Someone remembered Jeanne Jugan in the novice house. They called her to the meeting, even though she wasn’t formally part of the council; she hadn’t even formally been professed as a full member of her own Order. They gave Jeanne the casting vote, and her signature appears on that one document. Significantly Father le Pailleur’s signature is not on that document.

Then Jeanne returned to the novice house. Those who remembered Jeanne afterwards remember an old tall peasant women with piercing blue eyes. They remember how joyful she was. They remembered how she joined in their work and their recreation. They remembered the advice she gave them about being ‘little’: if they were going to be of real help to the old people in their care, they had to be genuinely little with the little people, not be ladies condescending to do good.

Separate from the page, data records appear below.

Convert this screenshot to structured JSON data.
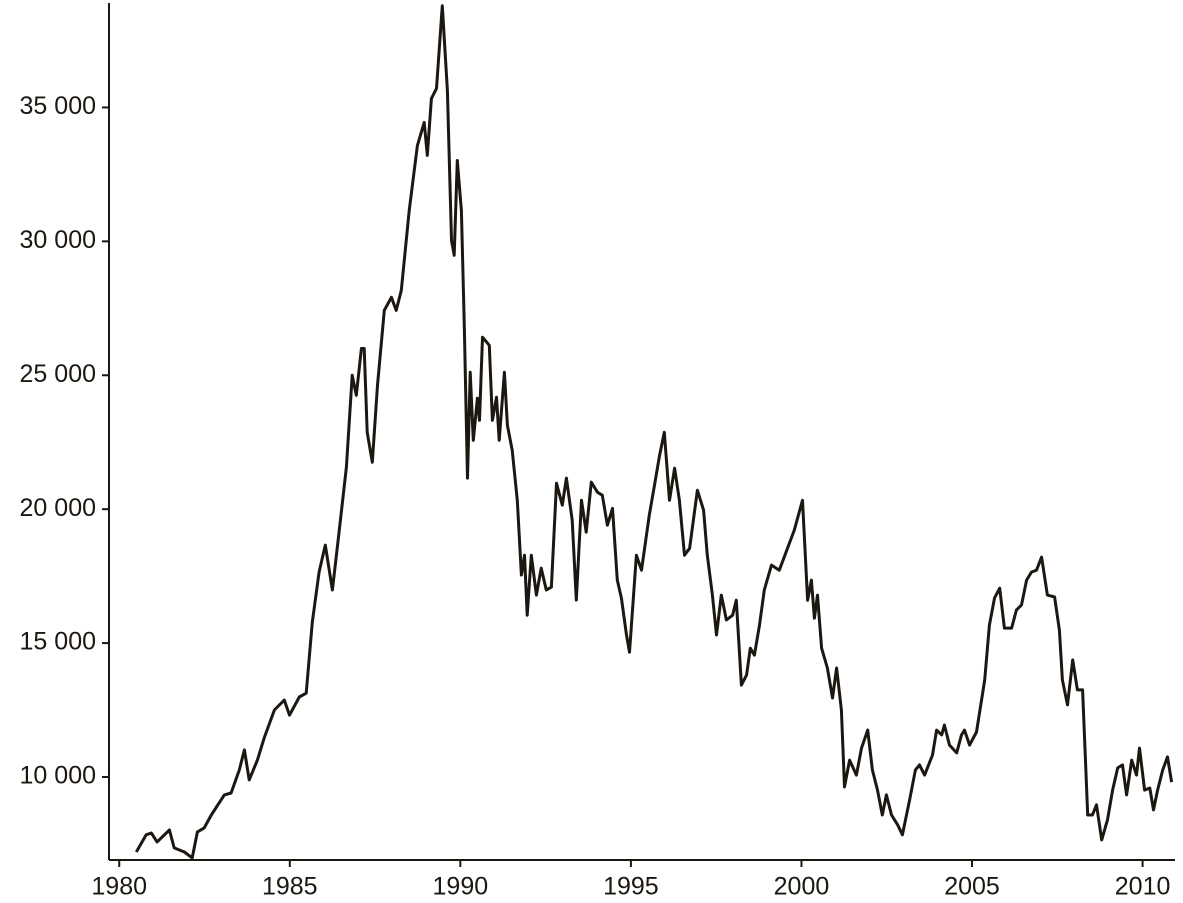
{
  "chart_data": {
    "type": "line",
    "color": "#1c1710",
    "x": [
      1980.5,
      1980.79,
      1980.94,
      1981.11,
      1981.47,
      1981.61,
      1981.91,
      1982.14,
      1982.29,
      1982.49,
      1982.7,
      1983.08,
      1983.28,
      1983.52,
      1983.67,
      1983.81,
      1984.05,
      1984.25,
      1984.55,
      1984.84,
      1984.99,
      1985.28,
      1985.48,
      1985.66,
      1985.86,
      1986.04,
      1986.25,
      1986.45,
      1986.66,
      1986.83,
      1986.95,
      1987.1,
      1987.18,
      1987.27,
      1987.42,
      1987.57,
      1987.77,
      1987.98,
      1988.12,
      1988.27,
      1988.5,
      1988.74,
      1988.94,
      1989.03,
      1989.15,
      1989.3,
      1989.47,
      1989.62,
      1989.74,
      1989.82,
      1989.91,
      1990.03,
      1990.12,
      1990.21,
      1990.29,
      1990.38,
      1990.5,
      1990.56,
      1990.65,
      1990.85,
      1990.94,
      1991.06,
      1991.14,
      1991.29,
      1991.38,
      1991.52,
      1991.67,
      1991.79,
      1991.88,
      1991.96,
      1992.08,
      1992.23,
      1992.37,
      1992.52,
      1992.67,
      1992.82,
      1992.99,
      1993.11,
      1993.28,
      1993.4,
      1993.55,
      1993.69,
      1993.84,
      1994.02,
      1994.16,
      1994.31,
      1994.46,
      1994.6,
      1994.72,
      1994.87,
      1994.96,
      1995.16,
      1995.31,
      1995.54,
      1995.69,
      1995.84,
      1995.98,
      1996.13,
      1996.28,
      1996.42,
      1996.57,
      1996.72,
      1996.95,
      1997.13,
      1997.24,
      1997.39,
      1997.51,
      1997.65,
      1997.8,
      1997.98,
      1998.09,
      1998.24,
      1998.39,
      1998.5,
      1998.62,
      1998.77,
      1998.91,
      1999.12,
      1999.35,
      1999.79,
      2000.03,
      2000.18,
      2000.29,
      2000.38,
      2000.47,
      2000.59,
      2000.76,
      2000.91,
      2001.03,
      2001.17,
      2001.26,
      2001.41,
      2001.61,
      2001.76,
      2001.94,
      2002.08,
      2002.23,
      2002.37,
      2002.49,
      2002.64,
      2002.82,
      2002.96,
      2003.17,
      2003.34,
      2003.46,
      2003.61,
      2003.84,
      2003.96,
      2004.11,
      2004.19,
      2004.34,
      2004.55,
      2004.69,
      2004.78,
      2004.93,
      2005.13,
      2005.37,
      2005.51,
      2005.66,
      2005.81,
      2005.95,
      2006.16,
      2006.3,
      2006.45,
      2006.6,
      2006.74,
      2006.89,
      2007.04,
      2007.21,
      2007.42,
      2007.56,
      2007.65,
      2007.8,
      2007.95,
      2008.09,
      2008.24,
      2008.39,
      2008.53,
      2008.65,
      2008.8,
      2008.97,
      2009.12,
      2009.27,
      2009.41,
      2009.53,
      2009.68,
      2009.82,
      2009.91,
      2010.06,
      2010.21,
      2010.32,
      2010.44,
      2010.59,
      2010.73,
      2010.85
    ],
    "values": [
      7200,
      7840,
      7910,
      7575,
      8020,
      7350,
      7200,
      6980,
      7950,
      8100,
      8580,
      9330,
      9400,
      10260,
      11010,
      9890,
      10630,
      11460,
      12500,
      12870,
      12310,
      12985,
      13130,
      15780,
      17650,
      18660,
      16980,
      19220,
      21570,
      25000,
      24250,
      26000,
      26000,
      22870,
      21750,
      24630,
      27420,
      27910,
      27420,
      28170,
      31150,
      33580,
      34440,
      33210,
      35330,
      35710,
      38800,
      35630,
      30040,
      29480,
      33020,
      31150,
      26680,
      21160,
      25110,
      22570,
      24140,
      23320,
      26420,
      26120,
      23320,
      24180,
      22570,
      25110,
      23130,
      22200,
      20330,
      17540,
      18280,
      16040,
      18280,
      16790,
      17800,
      16980,
      17090,
      20970,
      20150,
      21160,
      19590,
      16610,
      20330,
      19140,
      21010,
      20630,
      20520,
      19400,
      20030,
      17350,
      16680,
      15300,
      14660,
      18280,
      17720,
      19780,
      20900,
      22010,
      22870,
      20330,
      21530,
      20330,
      18280,
      18540,
      20710,
      19960,
      18280,
      16790,
      15300,
      16790,
      15860,
      16040,
      16600,
      13430,
      13810,
      14810,
      14550,
      15670,
      16980,
      17910,
      17720,
      19220,
      20330,
      16600,
      17350,
      15930,
      16790,
      14810,
      14070,
      12950,
      14070,
      12500,
      9630,
      10630,
      10070,
      11080,
      11750,
      10260,
      9510,
      8580,
      9330,
      8580,
      8210,
      7840,
      9140,
      10260,
      10450,
      10070,
      10820,
      11750,
      11570,
      11940,
      11190,
      10900,
      11570,
      11750,
      11190,
      11680,
      13620,
      15670,
      16680,
      17050,
      15560,
      15560,
      16230,
      16420,
      17350,
      17650,
      17720,
      18210,
      16790,
      16720,
      15480,
      13620,
      12690,
      14370,
      13250,
      13250,
      8580,
      8580,
      8960,
      7650,
      8400,
      9510,
      10340,
      10450,
      9330,
      10630,
      10070,
      11080,
      9510,
      9590,
      8770,
      9510,
      10260,
      10750,
      9810
    ],
    "xlim": [
      1979.7,
      2010.95
    ],
    "xticks": [
      1980,
      1985,
      1990,
      1995,
      2000,
      2005,
      2010
    ],
    "ylim": [
      6900,
      38900
    ],
    "yticks": [
      {
        "value": 10000,
        "label": "10 000"
      },
      {
        "value": 15000,
        "label": "15 000"
      },
      {
        "value": 20000,
        "label": "20 000"
      },
      {
        "value": 25000,
        "label": "25 000"
      },
      {
        "value": 30000,
        "label": "30 000"
      },
      {
        "value": 35000,
        "label": "35 000"
      }
    ]
  }
}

In her forced retirement, being pushed away into the ranks of the least important members of the Order, Jeanne discovered how to put on the whole armour of God. She refused to be bitter, as most of us would be tempted to. Instead, she went into that silence, that withdrawal, to find God, to find joy. Then, with a twinkle in her eye, she discovered she was actually in a position to pass on her values to every new member of the Order as they came through the Novice house.

She died on St Joseph’s Day 1879, which was also Father le Pailleur’s feast day, so there was no announcement of her death. The next day, Father le Pailleur sent out a circular letter to all the houses of the Little Sisters of the Poor, thanking them for their good wishes and congratulations on his feast day. There was no mention of the death of the Founder of the Order.

The story does end well. The villain of the piece, Auguste le Pailleur, was eventually removed from his position as Superior and sent to a convent in Rome for the rest of his days. One wonders whether he found the same joy in his forced confinement as Jeanne had in hers.

Jeanne was recognised by 1902 as the Founder and first Sister of the Order. She was beatified by Pope John Paul II in 1982 and Pope Benedict made her a Saint in 2009.

You and I are unlikely to be beatified and canonised. We are the wrong denomination, for a start. But Jeanne Jugan reminds us to use the whole armour of God not as a defence against the world, but as a way of turning the world’s attacks into new opportunities for being close to God.